Re: Inaccessibility of [#80-#FF] from David Birnbaum on 2025-06-22 (public-ixml@w3.org from June 2025)

From: David Birnbaum <djbpitt@gmail.com>
Date: Sun, 22 Jun 2025 16:00:15 +0200
To: John Dziurlaj <john@turnout.rocks>
Cc: ixml <public-ixml@w3.org>
Message-ID: <CAP4v81rMASanQm2OF+o0pr+QUxVfvF29uAY37RxwaTc+WLGg3w@mail.gmail.com>

Dear John,

When I ran into that problem, specifying XML 1.1 let me match the
characters in question, and I could then suppress them and write something
acceptable into the output. See
https://github.com/djbpitt/ixml/tree/main/non-xml-characters for a toy
example. If I've understood correctly, U+x0000 cannot be mated this way,
but other characters can.

Cheers,

David,

On Sun, Jun 22, 2025 at 3:56 PM John Dziurlaj <john@turnout.rocks> wrote:

> Suppose for some reason I am trying to parse a PDF using iXML. By
> convention, the second line of a PDF includes at least four binary
> characters, that is, characters whose codes are 128 or greater (even though
> much of the rest can be parsed as 7-bit ASCII). The following two lines of
> a PDF are given below (Latin-1 encoding)
>
>
>
> %PDF-1.7 (line 1)
>
> %öäüß
>
>
>
> A corresponding iXML grammar fragment intended to recognize these lines
> could be defined as follows:
>
>
>
> start: comment-line+.
>
> comment-line: "%",-char+, eol.
>
> char: [#0-#9]; [#b-#c]; [#e-#ff].
>
> -eol: [#d{carriage return};#a{linefeed}].
>
>
>
> However, testing with at least a couple iXML processors has revealed an
> issue: when parsing a file containing the above example, the processor
> emits an error of the form:
>
>
>
> <fail xmlns:ixml='http://invisiblexml.org/NS'
> ixml:state='failed'><line>2</line><column>2</column><pos>11</pos><unexpected
> codepoint='#FFFD'>?</unexpected></fail>
>
> (NineML 3.2.9)
>
>
>
> This indicates that the parser has encountered the Unicode Replacement
> Character (U+FFFD) at the location of the second character on line 2. This
> suggests that the input stream was preprocessed as UTF-* before applying
> the iXML grammar.
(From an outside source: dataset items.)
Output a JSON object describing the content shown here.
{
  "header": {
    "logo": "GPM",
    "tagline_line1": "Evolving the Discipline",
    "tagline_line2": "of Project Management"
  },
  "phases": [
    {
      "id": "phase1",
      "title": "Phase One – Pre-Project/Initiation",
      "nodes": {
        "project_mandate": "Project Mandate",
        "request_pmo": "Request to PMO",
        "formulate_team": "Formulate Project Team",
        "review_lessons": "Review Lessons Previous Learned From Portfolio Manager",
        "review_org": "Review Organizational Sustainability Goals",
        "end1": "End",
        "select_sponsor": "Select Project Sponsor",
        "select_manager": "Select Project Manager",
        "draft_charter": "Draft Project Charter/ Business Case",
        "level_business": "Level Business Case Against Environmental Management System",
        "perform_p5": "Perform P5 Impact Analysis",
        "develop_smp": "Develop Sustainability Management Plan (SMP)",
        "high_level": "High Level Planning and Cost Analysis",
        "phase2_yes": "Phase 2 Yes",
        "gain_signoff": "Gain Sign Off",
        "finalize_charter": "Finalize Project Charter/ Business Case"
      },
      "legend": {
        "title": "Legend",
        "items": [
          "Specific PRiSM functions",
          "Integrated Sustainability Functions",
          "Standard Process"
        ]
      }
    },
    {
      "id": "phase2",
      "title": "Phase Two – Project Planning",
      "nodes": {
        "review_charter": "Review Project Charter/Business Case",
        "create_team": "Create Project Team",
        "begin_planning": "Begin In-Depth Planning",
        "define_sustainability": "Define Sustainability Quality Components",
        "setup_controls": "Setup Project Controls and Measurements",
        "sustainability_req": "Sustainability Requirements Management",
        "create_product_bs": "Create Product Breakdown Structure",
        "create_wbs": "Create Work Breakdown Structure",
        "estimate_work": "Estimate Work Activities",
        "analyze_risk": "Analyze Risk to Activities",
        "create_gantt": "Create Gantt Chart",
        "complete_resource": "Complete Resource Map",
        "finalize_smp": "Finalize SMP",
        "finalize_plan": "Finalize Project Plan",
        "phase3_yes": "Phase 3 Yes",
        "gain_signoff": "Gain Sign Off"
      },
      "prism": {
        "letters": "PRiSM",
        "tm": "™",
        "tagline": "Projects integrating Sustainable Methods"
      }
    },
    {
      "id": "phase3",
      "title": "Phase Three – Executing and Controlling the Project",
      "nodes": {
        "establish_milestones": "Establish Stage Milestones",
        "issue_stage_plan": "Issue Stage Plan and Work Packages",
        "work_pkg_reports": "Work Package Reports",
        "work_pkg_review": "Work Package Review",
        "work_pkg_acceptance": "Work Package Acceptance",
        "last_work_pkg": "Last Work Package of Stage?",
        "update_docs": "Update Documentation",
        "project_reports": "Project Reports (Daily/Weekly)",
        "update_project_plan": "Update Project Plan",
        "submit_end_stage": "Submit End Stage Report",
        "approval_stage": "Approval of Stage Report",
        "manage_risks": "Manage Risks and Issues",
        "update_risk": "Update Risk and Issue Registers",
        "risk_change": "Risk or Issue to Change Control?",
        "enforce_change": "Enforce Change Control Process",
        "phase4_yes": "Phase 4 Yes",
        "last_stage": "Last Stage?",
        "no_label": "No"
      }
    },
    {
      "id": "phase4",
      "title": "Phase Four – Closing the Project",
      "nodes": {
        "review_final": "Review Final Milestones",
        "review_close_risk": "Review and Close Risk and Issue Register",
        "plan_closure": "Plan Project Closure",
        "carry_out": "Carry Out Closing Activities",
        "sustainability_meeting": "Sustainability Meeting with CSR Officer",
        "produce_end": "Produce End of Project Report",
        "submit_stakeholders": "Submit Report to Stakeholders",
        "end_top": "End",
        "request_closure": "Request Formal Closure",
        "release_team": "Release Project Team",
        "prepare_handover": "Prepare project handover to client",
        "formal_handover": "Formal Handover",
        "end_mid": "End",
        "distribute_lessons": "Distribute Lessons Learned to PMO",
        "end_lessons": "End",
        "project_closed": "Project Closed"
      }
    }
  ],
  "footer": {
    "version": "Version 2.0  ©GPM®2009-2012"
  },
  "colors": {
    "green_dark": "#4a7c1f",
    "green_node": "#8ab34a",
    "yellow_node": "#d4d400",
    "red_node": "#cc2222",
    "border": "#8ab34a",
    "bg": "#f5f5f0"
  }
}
Consequently, characters that fall within the Latin-1
> upper half (0x80–0xFF) become inaccessible to rules that depend on the char
> definition above.
>
>
>
> For this use case, it is entirely acceptable—and arguably preferable—for
> an iXML implementation to treat the upper half of the 8-bit range
> (0x80–0xFF) as opaque binary values.  Instead, it is sufficient that the
> input bytes be preserved as-is and surfaced into the resulting XML as
> Unicode code points U+0080 through U+00FF, respectively.
>
>
>
> <comment-line>%&#246;&#228;&#252;&#223;</comment-line>
>
>
>
> Regards,
>
>
>
> John Dziurłaj /d͡ʑurwaj/
>

Received on Sunday, 22 June 2025 14:00:32 UTC